The payment terms and length of association between the
U.S. company and the foreign distributor are established by
contract. Some U.S. companies prefer to begin with a
relatively short trial period and then extend the contract
if the relationship proves satisfactory to both parties.

Foreign retailers

A company may also sell directly to a foreign retailer,
although in such transactions, products are generally
limited to consumer lines. The growth of major retail
chains in markets such as Canada and Japan has created new
opportunities for this type of direct sale. The method
relies mainly on traveling sales representatives who
directly contact foreign retailers, although results may be
accomplished by mailing catalogs, brochures, or other
literature. The direct mail approach has the benefits of
eliminating commissions, reducing traveling expenses, and
reaching a broader audience. For best results, however, a
firm that uses direct mail to reach foreign retailers
should support it with other marketing activities.

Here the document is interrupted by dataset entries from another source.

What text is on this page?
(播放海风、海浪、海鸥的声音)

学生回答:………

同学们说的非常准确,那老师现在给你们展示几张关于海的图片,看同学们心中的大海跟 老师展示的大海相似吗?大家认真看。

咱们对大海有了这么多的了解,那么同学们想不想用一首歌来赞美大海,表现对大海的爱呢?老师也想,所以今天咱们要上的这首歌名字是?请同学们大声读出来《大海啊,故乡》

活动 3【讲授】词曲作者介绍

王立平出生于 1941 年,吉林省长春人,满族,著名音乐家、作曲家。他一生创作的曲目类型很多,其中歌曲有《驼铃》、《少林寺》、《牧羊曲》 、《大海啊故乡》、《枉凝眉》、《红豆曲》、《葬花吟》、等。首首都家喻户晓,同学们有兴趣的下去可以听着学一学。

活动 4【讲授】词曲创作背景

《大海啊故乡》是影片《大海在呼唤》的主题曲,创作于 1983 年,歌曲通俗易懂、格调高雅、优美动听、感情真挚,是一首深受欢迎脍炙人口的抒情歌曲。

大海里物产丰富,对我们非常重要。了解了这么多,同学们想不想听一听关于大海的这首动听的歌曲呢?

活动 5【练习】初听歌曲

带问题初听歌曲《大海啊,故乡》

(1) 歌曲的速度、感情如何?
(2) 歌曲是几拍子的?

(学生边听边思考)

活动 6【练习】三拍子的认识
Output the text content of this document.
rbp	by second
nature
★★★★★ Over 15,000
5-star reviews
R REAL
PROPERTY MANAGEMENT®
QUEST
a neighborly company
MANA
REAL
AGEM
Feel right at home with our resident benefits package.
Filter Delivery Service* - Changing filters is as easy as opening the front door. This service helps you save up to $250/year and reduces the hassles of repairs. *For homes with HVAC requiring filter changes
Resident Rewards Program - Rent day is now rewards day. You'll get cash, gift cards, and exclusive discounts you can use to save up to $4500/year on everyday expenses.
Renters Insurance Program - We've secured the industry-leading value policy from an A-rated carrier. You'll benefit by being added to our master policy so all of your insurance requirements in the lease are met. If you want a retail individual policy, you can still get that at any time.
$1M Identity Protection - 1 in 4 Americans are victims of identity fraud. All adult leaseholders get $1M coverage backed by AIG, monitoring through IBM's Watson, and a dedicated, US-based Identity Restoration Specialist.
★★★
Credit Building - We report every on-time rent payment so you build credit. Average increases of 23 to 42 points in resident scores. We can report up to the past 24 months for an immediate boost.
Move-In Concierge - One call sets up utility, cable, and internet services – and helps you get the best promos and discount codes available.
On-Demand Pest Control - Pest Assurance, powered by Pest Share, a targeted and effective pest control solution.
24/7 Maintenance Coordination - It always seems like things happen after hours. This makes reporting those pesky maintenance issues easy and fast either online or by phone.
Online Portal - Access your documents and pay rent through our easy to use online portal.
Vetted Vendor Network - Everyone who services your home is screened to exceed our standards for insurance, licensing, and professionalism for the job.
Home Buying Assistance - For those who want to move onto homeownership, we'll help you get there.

American manufacturers with ties to major domestic
retailers may also be able to use them to sell abroad. Many
large American retailers maintain overseas buying offices
and use these offices to sell abroad when practicable.

Direct sales to end users

A U.S. business may sell its products or services directly
to end users in foreign countries. These buyers can be
foreign governments; institutions such as hospitals, banks,
and schools; or businesses.

The U.S. company should be aware that if a product is sold
in such a direct fashion, the exporter is responsible for
shipping, payment collection, and product servicing unless
other arrangements are made.  Unless the cost of providing
these services is built into the export price, a company
could end up making far less than originally intended.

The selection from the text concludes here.